Oggi è attesa la decisione della Fed e il mercato non ha dubbi: con una probabilità del 97,9%, ci si aspetta una conferma del tasso al 4,25–4,50%. Ma non sarà la decisione in sé a muovere i mercati, bensì il linguaggio di Powell.
Dopo quattro riunioni consecutive senza cambi di rotta, con la narrativa ufficiale che ha oscillato da “pazienza strategica” a “attendismo difensivo”, il punto cruciale diventa capire se la Fed inizierà finalmente ad aprire uno spiraglio su settembre, o se deciderà di non sbilanciarsi, lasciando tutto ancora nelle mani dei prossimi dati. Da gennaio a oggi, la comunicazione si è evoluta in parallelo all’incertezza politica e macro: all’inizio dell’anno Powell parlava di “economia forte” e “rischi in equilibrio”, ma già da marzo quella formula scompare. A maggio la Fed riconosce che i dazi introdotti dalla nuova amministrazione sono “significativamente più grandi del previsto”, e a giugno tenta una formula più diplomatica – “l’incertezza è diminuita ma rimane elevata” – pur presentando una proiezione economica con numeri deteriorati: PIL 2025 al ribasso all’1,4%, disoccupazione al 4,5%, inflazione core al 3,1%.
In aggiunta, le pressioni politiche si sono fatte sempre più esplicite: Trump chiede tagli immediati, critica Powell su ogni fronte, incluso il progetto di ristrutturazione da 2,5 miliardi della sede della banca centrale, mentre membri del Congresso parlano apertamente di “mission creep” e propongono una revisione delle funzioni non monetarie della Fed. In questo clima, due membri del Board del FOMC (Waller e Bowman) hanno già indicato la possibilità di votare per un taglio oggi: se dovessero dissentire, sarebbe la prima doppia opposizione di governatori da dicembre 1993.

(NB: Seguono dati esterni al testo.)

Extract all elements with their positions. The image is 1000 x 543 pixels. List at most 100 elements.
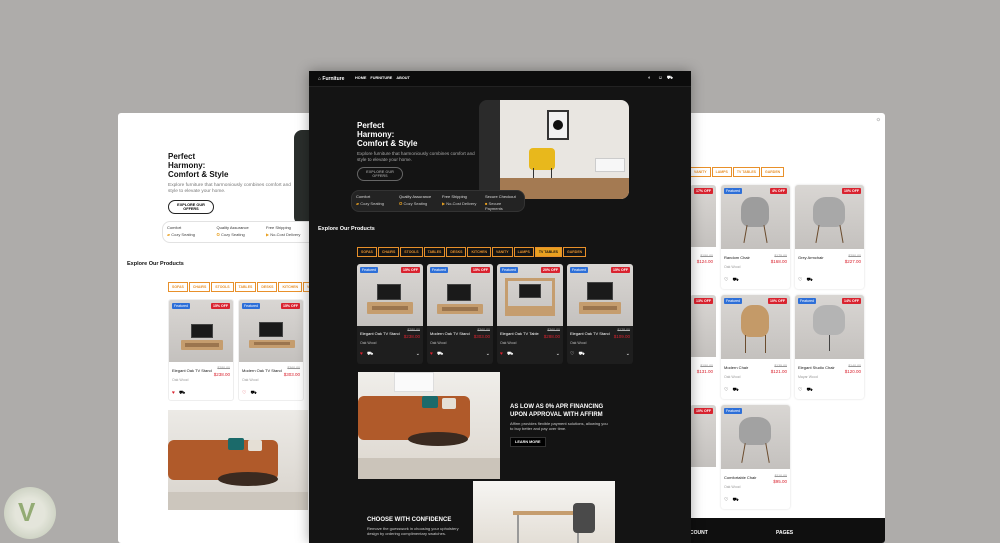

Eppure, mentre Powell difende l’indipendenza dell’istituzione, il mercato si muove già avanti: le probabilità implicite vedono un primo taglio a settembre al 64,7%, e un secondo a dicembre al 44%. In mezzo, due report chiave sul lavoro (il primo atteso questo venerdì), nuovi dati PCE (il prossimo domani), e un’altra variabile cruciale: il possibile impatto ritardato dei dazi sull’inflazione e sulle supply chain.
A rafforzare la narrativa macro, è arrivato ieri anche il nuovo World Economic Outlook del FMI, che ha rivisto al rialzo le previsioni di crescita globale e USA, indicando una maggiore resilienza ma anche una fragilità persistente. Il Fondo stima ora un PIL globale in crescita del 3% nel 2025 (+0,2pp rispetto ad aprile), con un’inflazione globale attesa in discesa al 4,2%, ma con gli Stati Uniti ancora sopra il target e soggetti a spinte tariffarie. La crescita americana è stata portata all’1,9% (+0,1pp), quella cinese al 4,8% (+0,8pp), mentre il capo economista Gourinchas ha avvertito che, pur meno gravi del previsto, gli effetti dello shock commerciale sono comunque significativi e che le banche centrali devono restare indipendenti. Un messaggio non casuale, ma aggiungerei non solamente rivolto a Washington.
Intanto, l’S&P 500 ha già espresso il proprio verdetto: +6,5% tra la riunione di giugno e oggi, la performance più forte tra decisioni Fed dal dicembre 2024 (ovvero dall’ultimo taglio dei tassi della Fed).
La seduta di ieri ha segnato una lieve correzione, interrompendo di fatto una striscia di sei rialzi giornalieri consecutivi e di sei nuovi massimi storici per il principale indice americano. Una pausa fisiologica, dopo una striscia che ha portato a 15 record nel 2025: numeri che raccontano più di mille parole l’ottimismo (o la fede cieca) di Wall Street.
Se la decisione di oggi è già scontata, la posta in gioco si gioca sul piano verbale. Powell dovrà decidere se aprire davvero la porta a settembre o rinviare il confronto al simposio di Jackson Hole. In entrambi i casi, le parole conteranno quanto i tassi. E forse di più. In questo contesto, la vera svolta comunicativa non sarà nella decisione in sé, ma nell’equilibrio che Powell dovrà mantenere tra pressione politica, pazienza istituzionale e gestione delle aspettative: perché oggi la domanda non è più “se” la Fed taglierà, ma “quando”, “quanti” tagli e, soprattutto, “perché”.